An apple dropped from the branch of a tree hits the ground in 0.5 s. If the acceleration of the apple during its motion is 10 ms-2 in the downward direction. Calculate ----- Its speed just before it hits the ground. What is its average velocity during 0.5 s? Calculate the height of the branch of the tree from the ground?

Answer 1

Given that,

Time = 0.5 s

Acceleration = 10 m/s²

(I). We need to calculate the speed of apple

Using equation of motion

`v=u+at`

Where, v = speed

u = initial speed

a = acceleration

t = time

Put the value into the formula

`v=0+10*0.5`

`v=5\ m/s`

(III). We need to calculate the height of the branch of the tree from the ground

Using equation of motion

`s=ut+(1)/(2)gt^2`

Put the value into the formula

`s=0+(1)/(2)*10*(0.5)^2`

`s=1.25\ m`

(II).

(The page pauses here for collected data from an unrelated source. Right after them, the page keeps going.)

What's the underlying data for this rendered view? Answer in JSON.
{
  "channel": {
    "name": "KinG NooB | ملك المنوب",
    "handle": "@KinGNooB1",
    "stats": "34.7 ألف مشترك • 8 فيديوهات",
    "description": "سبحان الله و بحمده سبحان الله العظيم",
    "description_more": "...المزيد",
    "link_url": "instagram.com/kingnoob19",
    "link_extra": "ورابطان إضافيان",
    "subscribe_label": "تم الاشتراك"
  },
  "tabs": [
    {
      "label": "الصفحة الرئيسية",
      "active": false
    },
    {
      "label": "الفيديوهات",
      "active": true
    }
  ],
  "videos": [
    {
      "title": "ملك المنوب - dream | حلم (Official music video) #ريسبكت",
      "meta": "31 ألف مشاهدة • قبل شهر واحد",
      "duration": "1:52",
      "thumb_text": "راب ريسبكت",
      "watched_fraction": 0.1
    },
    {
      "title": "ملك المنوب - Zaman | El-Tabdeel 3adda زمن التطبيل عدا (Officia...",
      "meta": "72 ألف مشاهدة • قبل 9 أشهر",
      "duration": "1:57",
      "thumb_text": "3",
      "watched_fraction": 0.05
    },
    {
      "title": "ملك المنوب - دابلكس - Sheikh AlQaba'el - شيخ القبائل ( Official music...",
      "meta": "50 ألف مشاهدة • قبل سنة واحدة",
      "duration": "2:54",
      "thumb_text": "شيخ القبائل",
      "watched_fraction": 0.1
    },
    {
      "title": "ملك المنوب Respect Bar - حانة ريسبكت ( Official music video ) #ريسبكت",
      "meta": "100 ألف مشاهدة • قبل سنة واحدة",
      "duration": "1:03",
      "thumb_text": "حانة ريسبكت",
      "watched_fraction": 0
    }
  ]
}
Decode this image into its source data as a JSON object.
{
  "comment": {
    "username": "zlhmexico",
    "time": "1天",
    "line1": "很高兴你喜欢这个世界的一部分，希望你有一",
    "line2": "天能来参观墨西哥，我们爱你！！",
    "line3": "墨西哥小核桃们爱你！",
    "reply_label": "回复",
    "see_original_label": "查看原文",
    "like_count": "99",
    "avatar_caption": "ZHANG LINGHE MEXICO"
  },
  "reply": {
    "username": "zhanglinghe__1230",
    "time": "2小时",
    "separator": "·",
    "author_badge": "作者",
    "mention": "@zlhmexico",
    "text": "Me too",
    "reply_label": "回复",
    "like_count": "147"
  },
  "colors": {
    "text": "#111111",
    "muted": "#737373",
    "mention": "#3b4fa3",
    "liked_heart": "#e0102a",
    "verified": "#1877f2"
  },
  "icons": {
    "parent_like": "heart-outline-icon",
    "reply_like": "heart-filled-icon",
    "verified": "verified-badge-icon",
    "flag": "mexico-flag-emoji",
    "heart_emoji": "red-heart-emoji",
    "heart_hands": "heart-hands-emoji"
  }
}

We need to calculate the average velocity during 0.5 sec

Using formula of average velocity

`v_(avg)=(\Delta x)/(\Delta t)`

`v_(avg)=(x_(f)-x_(i))/(t_(f)-t_(0))`

Where,
`x_(f)`= final position

`x_(i)` = initial position

Put the value into the formula

`v_(avg)=(1.25+0)/(0.5)`

`v_(avg)=2.5\ m/s`

Hence, (I). The speed of apple is 5 m/s.

(II). The average velocity during 0.5 sec is 2.5 m/s

(III). The height of the branch of the tree from the ground is 1.25 m.